Pushing paper overboard

Brittany Ferries' implementation of an Internet-based credit control system put paid to 25,000 pages of statements.

Brittany Ferries' implementation of an Internet-based credit control system put paid to 25,000 pages of statements.

Balancing the books and managing cash flows effectively is essential for any company and this is certainly true of the cross-channel ferry business.

What was already a highly competitive sector became even more cut-throat with the opening of the channel tunnel in the mid-1990s, increasing the onus on the accounting function.

French firm Britanny Ferries employs 2,300 staff and operates from nine ports in four countries. The company has set up an Internet booking service to complement its existing sales channels. However, the financial systems behind the scenes left a lot to be desired.

On the first day of each month Brittany would take an extract from its sales ledger system and print up to 25,000 pages of statements - a process that would take up to six hours using two dedicated printers. The statements would be separated and collated by hand before being sent out to the company's booking agents.

The whole process took the equivalent of eight employee-days per month. The agents would then go through their statements, checking the details, before Brittany recovered the balance by direct debit.

Between June and September the ferry operator has to handle up to 3,000 statement queries a month. Any changes would mean the direct debit files would have to be updated manually before any money could be collected.

Apart from the inconvenience and inefficiency, the company has to meet the Banking Automated Clearing System (Bacs) deadline on the 15th of each month.

To speed up the process and improve its cash-flow Brittany introduced an Internet-based information-sharing system called AXSPoint Travel from software firm AXS-One. The company can now publish statements online and agents can access the service via an icon on the company's Internet booking Web site. This means any queries can be handled electronically in real time and the company's direct debit file is updated automatically.

The system still produces a traditional print file each month, but it is published directly on the Internet instead of being printed. This means travel agents get Brittany's statements before those of its rivals. "You're the first in the queue to get the cash," says the firm's accountant Graham Harrison.

Brittany's relationship with AXS-One began in the mid-1990s, when it chose the company's archiving software as a replacement for its microfiche system. When AXS-One approached Brittany at the end of last year with a proposal to solve its accountancy problems the ferry operator did not consider working with another supplier.

Brittany's IT manager, Andy Richings, said the proposal had a number of key benefits, including the fact that Brittany did not have to alter its back-end systems and it was easy to implement. "From our perspective, it was very straightforward indeed," says Richings. "And we can add to it very easily."

A four- to five-week pilot was launched in April, involving two large and four small travel agencies. The company installed two Dell Power Edge servers to run the application and put a link to the statement pages on its main booking Web site.
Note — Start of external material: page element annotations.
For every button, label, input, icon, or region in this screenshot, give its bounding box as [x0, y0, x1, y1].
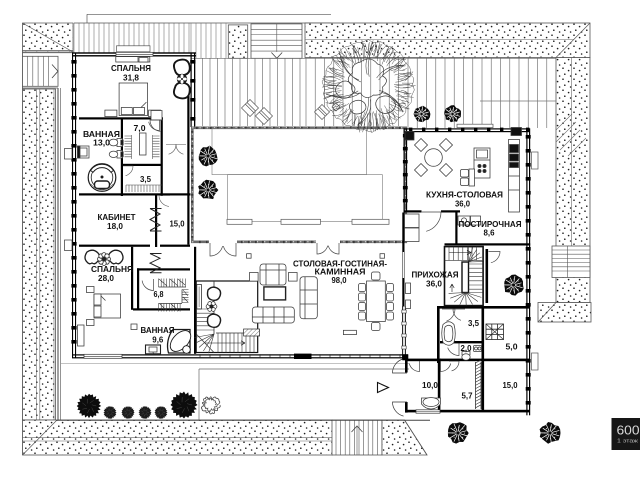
bathroom east wall	[121, 119, 123, 196]
site outline west edge	[22, 23, 24, 455]
dark trees bottom	[448, 422, 469, 443]
utility block 10.0 room walls	[405, 359, 441, 362]
bathroom1 wall cabinet	[78, 146, 90, 158]
cabinet north wall	[79, 193, 191, 195]
hall west window wall lower	[402, 306, 404, 359]
kitchen door arc	[421, 212, 441, 231]
dark tree pair west of living block	[199, 146, 218, 167]
bathroom2 north wall	[133, 308, 190, 310]
svg-text:36,0: 36,0	[455, 200, 471, 209]
scribble bushes row	[103, 406, 116, 419]
north deck boards right of bedroom	[191, 23, 226, 58]
bedroom2 dresser	[78, 325, 85, 346]
living glass block outline	[192, 128, 405, 242]
kitchen tall cabinets	[509, 140, 520, 213]
west wall window sills	[65, 149, 73, 160]
title box 600 / 1 etazh	[612, 418, 640, 450]
living misc small tables	[244, 254, 385, 336]
east band diagonal hatch top	[556, 114, 586, 156]
east deck boards	[408, 58, 547, 128]
corridor cabinet and door	[151, 111, 162, 121]
svg-text:18,0: 18,0	[107, 222, 124, 231]
upper retaining wall line	[87, 13, 331, 15]
utility oval fixture	[442, 322, 456, 346]
room 3.5/2.0 divider	[440, 341, 484, 343]
bathroom2 corner bath	[166, 327, 194, 355]
living south double door west	[210, 243, 223, 256]
utility block west wall upper	[437, 306, 440, 363]
corridor 5.7 hatched partition	[476, 360, 482, 409]
NE corner miter	[556, 23, 590, 58]
living room sofa set	[250, 264, 318, 323]
svg-text:28,0: 28,0	[98, 274, 115, 283]
stair block west wall	[194, 247, 196, 354]
south terrace edge	[58, 419, 430, 421]
large scribble tree	[322, 40, 414, 133]
svg-text:9,6: 9,6	[152, 336, 164, 345]
north dotted panel A	[228, 25, 247, 58]
central deck boards	[195, 58, 300, 126]
black blob trees bottom-left	[77, 394, 101, 418]
svg-text:5,7: 5,7	[462, 392, 474, 401]
svg-text:ПРИХОЖАЯ: ПРИХОЖАЯ	[412, 271, 459, 280]
bedroom east wall (to deck)	[191, 53, 192, 127]
svg-text:15,0: 15,0	[170, 220, 186, 229]
north dotted band to NE corner	[305, 23, 590, 58]
door 10.0 room north double	[409, 361, 419, 372]
dining table with chairs	[359, 272, 394, 331]
north window bedroom	[116, 52, 153, 56]
laundry south wall	[445, 243, 531, 245]
svg-text:СПАЛЬНЯ: СПАЛЬНЯ	[111, 64, 151, 73]
bedroom2 armchairs and flower table	[85, 250, 123, 265]
cabinet bifold closet doors	[150, 209, 162, 273]
svg-text:98,0: 98,0	[332, 276, 348, 285]
svg-text:1 этаж: 1 этаж	[617, 439, 639, 445]
bathroom1 toilet and bidet	[109, 139, 123, 159]
window sill east of 15.0	[532, 353, 539, 370]
utility wc toilet	[462, 346, 482, 361]
kitchen island	[461, 148, 491, 186]
bedroom2 east wall	[131, 247, 133, 310]
living block south door gaps	[209, 239, 237, 245]
door east of stair	[489, 252, 501, 263]
kitchen round table with chairs	[415, 139, 453, 177]
svg-text:31,8: 31,8	[123, 74, 140, 83]
utility south wall	[405, 410, 529, 413]
west strip inner edge double line	[53, 89, 55, 420]
hall south-west wall piece	[402, 354, 408, 360]
living block inner rect upper	[212, 128, 367, 174]
corridor east wall	[187, 95, 189, 245]
south dotted band east part	[382, 420, 427, 455]
wardrobe/3.5 divider	[123, 164, 163, 166]
west exterior wall with pilasters	[72, 53, 73, 358]
svg-text:3,5: 3,5	[468, 319, 480, 328]
glass block mullion blocks	[196, 127, 198, 129]
bedroom window exterior sill	[117, 46, 151, 52]
west exterior stair NW	[23, 56, 59, 86]
NW panel bottom double line	[23, 50, 74, 52]
bathroom north wall	[79, 117, 163, 119]
svg-text:СПАЛЬНЯ: СПАЛЬНЯ	[91, 265, 133, 274]
wardrobe 6.8 hanger combs	[159, 279, 189, 312]
kitchen west wall with pilasters	[404, 128, 405, 212]
wardrobe 7.0 hanger combs	[125, 135, 163, 192]
entrance direction marker	[378, 383, 389, 393]
south terrace inner step lines	[199, 368, 409, 370]
north exterior stair	[251, 24, 302, 58]
east exterior wall	[526, 128, 527, 415]
svg-text:КАБИНЕТ: КАБИНЕТ	[98, 213, 136, 222]
fireplace block in south wall	[294, 354, 312, 359]
gray scribble tree bottom	[201, 397, 220, 414]
svg-text:7,0: 7,0	[134, 124, 147, 133]
bedroom1 door from corridor	[166, 145, 176, 155]
west stair block	[194, 281, 257, 353]
west terrace edge double line	[57, 88, 59, 421]
svg-text:36,0: 36,0	[426, 280, 443, 289]
south exterior stair	[332, 420, 382, 455]
south wall west wing	[72, 354, 196, 355]
west dotted strip	[23, 89, 56, 420]
svg-text:8,6: 8,6	[484, 229, 496, 238]
svg-text:600: 600	[617, 424, 640, 438]
laundry west wall	[455, 213, 457, 246]
bathroom2 vanity	[131, 324, 161, 354]
south dotted band	[23, 420, 333, 455]
room 3.5 west door	[123, 166, 133, 176]
svg-text:10,0: 10,0	[422, 381, 439, 390]
entrance door gap in west wall of 10.0	[405, 373, 409, 403]
bedroom2 bed	[87, 287, 121, 326]
utility block north wall	[437, 306, 530, 309]
kitchen south wall	[404, 210, 422, 212]
kitchen north counter pieces	[405, 128, 522, 141]
lounge chairs on deck	[242, 100, 259, 117]
kitchen north wall	[404, 128, 530, 129]
bedroom1 armchairs and table	[174, 60, 190, 99]
cabinet/bedroom2 divider	[79, 245, 150, 247]
bedroom north wall	[72, 52, 196, 53]
main stair hall	[445, 247, 484, 306]
svg-text:6,8: 6,8	[154, 290, 164, 299]
svg-text:3,5: 3,5	[140, 175, 152, 184]
dark tree pair north of kitchen	[414, 106, 431, 122]
wardrobe 6.8 walls	[137, 268, 190, 270]
wardrobe east wall	[161, 119, 163, 196]
kitchen north window sill	[457, 124, 493, 127]
bedroom1 bed	[105, 83, 161, 117]
NW dotted triangle panel	[23, 23, 74, 52]
svg-text:2,0: 2,0	[461, 344, 473, 353]
hall stair side wall	[486, 249, 489, 303]
east exterior stair	[552, 246, 590, 278]
dark tree southeast hall	[504, 275, 524, 296]
svg-text:ВАННАЯ: ВАННАЯ	[141, 326, 175, 335]
hall wardrobe rects	[405, 214, 420, 309]
north deck boards over bedroom	[74, 23, 191, 53]
east dotted band	[556, 58, 590, 303]
hall west wall	[402, 213, 404, 307]
svg-text:КУХНЯ-СТОЛОВАЯ: КУХНЯ-СТОЛОВАЯ	[426, 191, 503, 200]
bathroom1 round jacuzzi	[88, 164, 116, 192]
bedroom1 dresser under window	[116, 57, 150, 62]
living block window sills	[227, 219, 252, 224]
room 5.0 ladder icon	[486, 324, 504, 340]
svg-text:5,0: 5,0	[506, 343, 519, 352]
west stair armchairs and flower table	[208, 287, 221, 327]
laundry fixtures	[458, 216, 481, 225]
utility center wall	[482, 308, 485, 412]
south wall living room windows	[196, 354, 408, 355]
living block inner rect lower	[228, 175, 383, 222]
cabinet east wall	[155, 196, 157, 248]
room5 lower divider wall	[440, 359, 529, 362]
wardrobe door	[149, 120, 160, 131]
door arcs misc utility	[448, 344, 459, 356]
svg-text:15,0: 15,0	[503, 381, 519, 390]
room 10.0 oval table	[422, 398, 441, 410]
SE dotted end panels	[538, 303, 591, 323]
svg-text:13,0: 13,0	[93, 139, 111, 148]
SW corner miter	[23, 421, 57, 455]
cabinet door	[159, 196, 170, 207]
window in 10.0 south wall	[416, 410, 440, 413]
living south double door east	[317, 243, 328, 254]
entrance double door leaves	[392, 359, 407, 373]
Richings says some changes were made to the look and feel of it, following some helpful feedback from the agents, but the general impression was that it was very user friendly, he says.
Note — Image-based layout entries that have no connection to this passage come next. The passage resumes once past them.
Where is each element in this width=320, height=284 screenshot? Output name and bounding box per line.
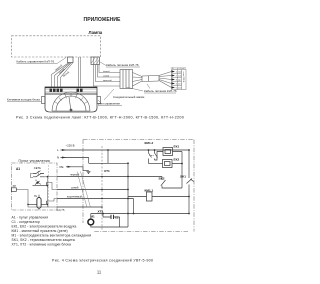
wire: heater return — [181, 152, 183, 189]
svg-text:Клеммная колодка блока: Клеммная колодка блока — [7, 97, 40, 101]
svg-text:А1 - пульт управления: А1 - пульт управления — [12, 215, 49, 219]
svg-text:Рис. 3 Схема подключения ламп:: Рис. 3 Схема подключения ламп: КГТ-В-100… — [16, 116, 184, 120]
wire bundle: control wires fan — [52, 63, 74, 88]
svg-text:Цвет проводов: Цвет проводов — [171, 68, 187, 70]
svg-text:Кабель питания КзП-76: Кабель питания КзП-76 — [144, 89, 177, 93]
svg-text:ЕК1, ЕК2 - электронагреватели: ЕК1, ЕК2 - электронагреватели воздуха — [12, 224, 77, 228]
svg-text:Лампа: Лампа — [89, 30, 103, 35]
svg-text:красный: красный — [103, 79, 112, 82]
svg-text:белый: белый — [103, 70, 110, 73]
svg-text:синий: синий — [71, 186, 79, 190]
connector X1 (lamp control plug) — [68, 57, 74, 63]
svg-text:ХТ2: ХТ2 — [98, 209, 104, 213]
svg-text:синий: синий — [103, 75, 110, 78]
svg-text:Кабель управления КзП-76: Кабель управления КзП-76 — [17, 60, 55, 64]
wires: panel to unit (черный/синий/коричневый) — [57, 177, 162, 208]
svg-text:ЕК1: ЕК1 — [174, 144, 180, 148]
tiny wire labels — [103, 70, 112, 82]
labels: Соединительный зажим / узел управления — [126, 87, 143, 91]
panel internal wiring — [16, 174, 57, 208]
svg-text:КМ1.2: КМ1.2 — [145, 141, 154, 145]
svg-text:SK2: SK2 — [159, 176, 165, 180]
legend list — [12, 215, 92, 246]
capacitor С1 — [111, 215, 114, 219]
svg-text:М1 - электродвигатель вентилят: М1 - электродвигатель вентилятора охлажд… — [12, 233, 92, 237]
svg-text:ХТ1, ХТ2 - клеммные колодки бл: ХТ1, ХТ2 - клеммные колодки блока — [12, 242, 72, 246]
svg-text:Рис. 4 Схема электрическая сое: Рис. 4 Схема электрическая соединений УВ… — [52, 258, 153, 262]
svg-text:~220 В: ~220 В — [66, 143, 75, 147]
pushbutton SB1 — [36, 181, 38, 183]
svg-text:Кабель питания КзП-76: Кабель питания КзП-76 — [106, 63, 139, 67]
wire junctions — [107, 149, 190, 199]
side tabs — [42, 97, 46, 104]
wire pair to right terminals — [79, 57, 81, 87]
wires: internal unit network — [89, 150, 189, 227]
unit enclosure boundary (dash-dot) — [83, 140, 194, 232]
svg-text:КМ1 - магнитный пускатель (рел: КМ1 - магнитный пускатель (реле) — [12, 229, 68, 233]
wire comb: supply wires — [94, 65, 121, 87]
svg-text:Соединительный зажим: Соединительный зажим — [113, 95, 144, 99]
svg-text:А1: А1 — [16, 167, 20, 171]
svg-text:сеть 220 В: сеть 220 В — [182, 72, 184, 83]
cable gland (supply cable entry) — [91, 57, 100, 65]
wire name labels (черный/синий/белый) — [54, 64, 70, 78]
svg-text:ХТ1: ХТ1 — [104, 169, 110, 173]
connector block X2 (hatched) — [120, 70, 133, 89]
svg-text:коричневый: коричневый — [67, 195, 82, 199]
svg-text:М1: М1 — [91, 214, 95, 218]
dial scale arcs and needle — [52, 92, 90, 111]
wire arrowheads (pins 1-5) — [172, 70, 175, 88]
svg-text:ЕК2: ЕК2 — [174, 157, 180, 161]
lamp dashed box — [12, 36, 101, 57]
wires: motor circuit — [91, 214, 189, 228]
svg-text:СЕТЬ: СЕТЬ — [34, 166, 41, 170]
terminal block contacts — [50, 89, 83, 92]
terminal strip — [45, 87, 97, 94]
control unit (dial device) — [42, 87, 101, 112]
svg-text:Пульт управления: Пульт управления — [19, 159, 50, 163]
svg-text:SK1, SK2 - термовыключатели за: SK1, SK2 - термовыключатели защиты — [12, 238, 76, 242]
wire: N drop — [88, 158, 90, 164]
body — [45, 94, 97, 112]
svg-text:4х0,75: 4х0,75 — [56, 208, 65, 212]
panel dash-dot box — [12, 163, 58, 210]
dial ticks — [55, 93, 88, 104]
svg-text:С1 - конденсатор: С1 - конденсатор — [12, 220, 40, 224]
ground (PE) — [83, 167, 91, 174]
svg-text:жлт: жлт — [178, 84, 182, 86]
wire fan out to pin table — [159, 72, 172, 88]
svg-text:узел управления: узел управления — [98, 101, 120, 105]
svg-text:SK1: SK1 — [180, 174, 186, 178]
svg-text:РЕ: РЕ — [60, 165, 64, 169]
svg-text:ПРИЛОЖЕНИЕ: ПРИЛОЖЕНИЕ — [84, 17, 122, 23]
svg-text:С1: С1 — [115, 216, 119, 220]
terminal blocks ХТ1 / ХТ2 (dashed line) — [101, 146, 103, 230]
svg-text:N: N — [57, 155, 59, 159]
svg-text:11: 11 — [97, 269, 102, 274]
wire fan converge into cable — [133, 73, 143, 87]
cable run (supply cable) — [142, 76, 159, 82]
The system went live in May and is now available to agents who want to use it. Richings says there have been no real teething problems and "from an IT perspective, it has been a transparent implementation".

In terms of price, Harrison says it was surprisingly competitive and extremely good for both parties, even though Brittany had to invest in the two Internet servers.

As well as the time savings, the system has led to some significant cost savings. The price of sending paper statements, which are about 20 pages long and sent out in duplicate, is between £1 and £1.50 each.

"It was a fairly archaic system and that's why we moved it forward," says Harrison.

But the real saving, he says, is improved credit control. Having the money in the bank sooner is a big win for the company. Another benefit is flexibility. Brittany could send out statements every two weeks or even weekly if it wanted to, without making changes to the back-end system.

Harrison says there are savings and benefits on the agents' side as well. "We're not saying it's good for us and you have to accept it," he says. But any new agents will have to adopt the system in order to get onto the company's ledger.

He says the goal is to have 70% of its ledger using the system by next summer, increasing to 90% by the end of 2003. Although Harrison admits that some smaller agents may not have the technical ability to use it, he says, "For bigger ones like Thomas Cook, it's what they're looking for, what they're asking for."

The next hurdle for Brittany will be migrating its legacy-based back-end systems from open virtual memory system (VMS) to Solaris.

"In this marketplace, everybody is very lean - there's not a lot of fat about," says Harrison. "You have to stay ahead of your competitors and you have to continue moving forward."

Sailing out of stormy waters

Problem:
Ferry operator Brittany was experiencing cash-flow problems due to its labour intensive, paper-based payments system

Solution:
It adopted an Internet-based information sharing system from software firm AXS-One.